Laura Nota, università di Padova: «Va garantita la partecipazione sociale»
Mancano due mesi all'appuntamento elettorale in alcuni comuni anche del Padovano, in primis Padova. Il volontariato ritiene prioritario l'impegno dell'inclusione sociale, come spiega Laura Nota, delegata del rettore dell'Università di Padova per l'inclusione e la disabilità.
«Occuparsi di inclusione oggi significa assicurarsi che i contesti siano in grado di garantire a ogni persona, con le sue unicità, la partecipazione alla vita sociale e civile» Laura Nota, delegato del rettore dell’università di Padova per l’inclusione e la disabilità, aiuta a focalizzare il tema dell’inclusione sociale e culturale che le associazioni ritengono prioritario nel dibattito politico dei prossimi mesi.
«Se un contesto, in altri termini, risulta attento e solidale solo nei confronti di alcuni, tende di fatto a essere poco rispettoso delle differenze e, quindi, non inclusivo. Questo è particolarmente importante ai giorni d’oggi, nei quali globalizzazione, cambiamenti rapidi e repentini, terrorismo, transizioni forzate, eccessiva attenzione a logiche competitive, precariato, possono comportare l’incremento di forme di disagio e difficoltà e andare a discapito di coloro che già sperimentano forme di vulnerabilità. Si ha l’impressione che i tempi difficili facilitino il tentativo di emarginare, segregare, allontanare le persone con difficoltà e vulnerabilità, forse nel tentativo di “salvaguardare” qualcosa per qualcuno».
Quali sono le strategie che è possibile mettere in atto per facilitare processi di inclusione?
«Per fronteggiare la complessità in cui viviamo abbiamo bisogno di guardare con ancora maggiore attenzione ai processi inclusivi: l’inclusione richiede modificazioni, non si raggiunge una volta per tutte, è un fenomeno complesso, che necessita di punti di vista diversi, interdisciplinari, rigetta la standardizzazione ed è interessata a tutte le persone. L’accesso dei luoghi pubblici, ad esempio, riguarda uno dei primi passi per la realizzazione di contesti inclusivi, ma esso può caratterizzarsi come un processo unidirezionale, tramite il quale l’istituzione “apre le porte” a persone “diverse” da quelli tradizionali. Sarebbe invece auspicabile investire in partecipazione per essere maggiormente in relazione con la vita della comunità e attenti alle esigenze di gruppi di persone e di diversi stakeholder del territorio, tramite il coinvolgimento nei processi decisionali, nelle fasi creative, nella costruzione di significati».

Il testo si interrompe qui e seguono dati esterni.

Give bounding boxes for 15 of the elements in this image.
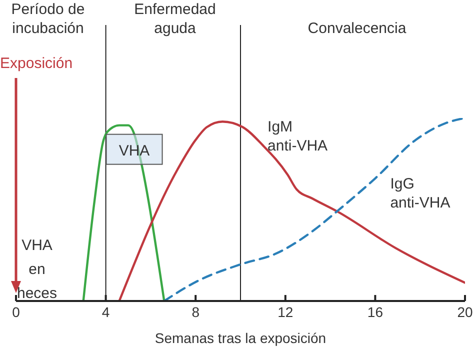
x-tick-label: 8: [192, 304, 200, 320]
series-label: VHA: [118, 142, 150, 160]
text: Enfermedad aguda: [134, 1, 216, 37]
text: Convalecencia: [308, 20, 407, 37]
annotation: VHA en heces: [16, 237, 58, 302]
text: Período de incubación: [11, 1, 85, 37]
x-tick-label: 20: [457, 304, 473, 320]
x-axis-title: Semanas tras la exposición: [154, 330, 326, 346]
series-label: IgM anti-VHA: [268, 118, 328, 155]
x-tick-label: 12: [278, 304, 294, 320]
x-tick-label: 16: [367, 304, 384, 320]
x-tick-label: 4: [102, 304, 110, 320]
ref-line-label: Exposición: [0, 55, 73, 72]
x-tick-label: 0: [12, 304, 20, 320]
series-label: IgG anti-VHA: [390, 175, 450, 212]
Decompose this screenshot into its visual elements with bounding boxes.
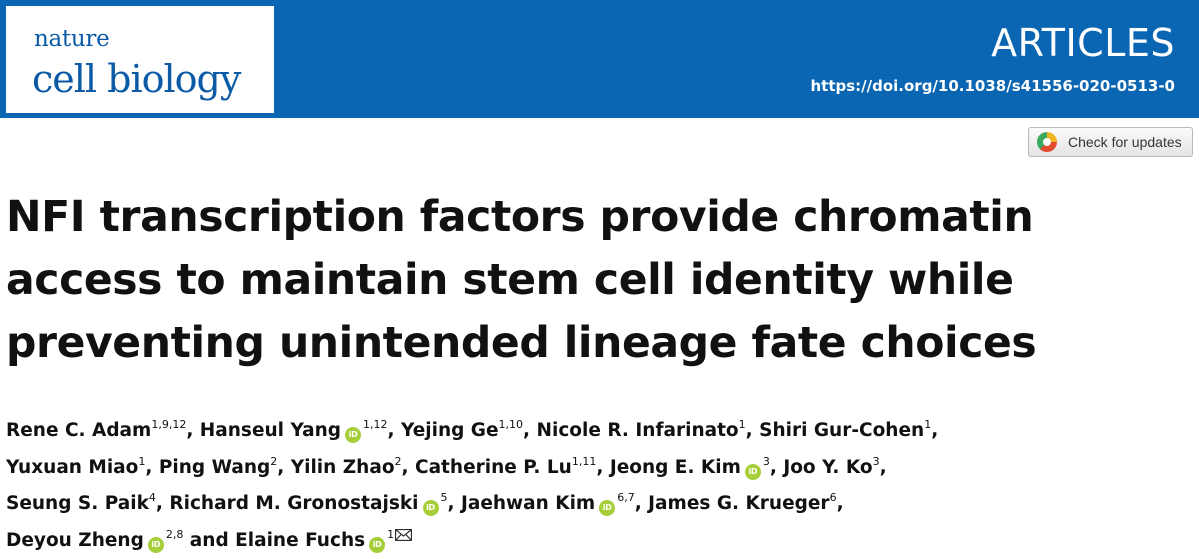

La cultura può essere un mezzo per ridurre il disagio sociale?
«La cultura deve essere considerata uno strumento per affrontare situazioni di disagio e perseguire obiettivi socioeconomici. Si pensi a situazioni di dispersione scolastica, degrado urbano, micro criminalità... e alla realizzazione di progetti specifici per contrastare questi fenomeni in partenariato con le agenzie educative locali».
All’università di Padova state lavorando a “Un manifesto per l’inclusione e la percezione delle barriere”. Di cosa si tratta?
«Negli ultimi tempi l’inclusione è particolarmente minacciata e si sta facendo poco nei confronti dell’incremento dell’accessibilità per tutti alla formazione, al lavoro, a un’esistenza di qualità. L’idea di dare vita a un manifesto per l’inclusione che sta circolando nell’ateneo di Padova, nasce dal desiderio di promuovere una comunità nella quale siano presenti molti “difensori dell’inclusione”, che, oltre a considerare i diritti umani, segnalino la presenza di barriere fisiche, riguardanti l’accessibilità e la sicurezza degli ambienti, sociali, come la presenza di stereotipi e pregiudizi, e politico amministrative, come il non sempre facile accesso a dati e documenti e la presenza di norme amministrative che riducono la partecipazione e l’inclusione. In tutto questo si può pensare al coinvolgimento attivo della cittadinanza. In questa ottica diventa importante anche dare attenzione alla percezione delle barriere, a come vengono percepite le persone e i contesti dal momento che esiste ormai un’ampia letteratura a sostegno del fatto che il gradimento delle persone, l’auto-percezione e le “credenze” possono essere considerate indicatori validi ed attendibili della capacità inclusiva di organizzazioni e ambienti».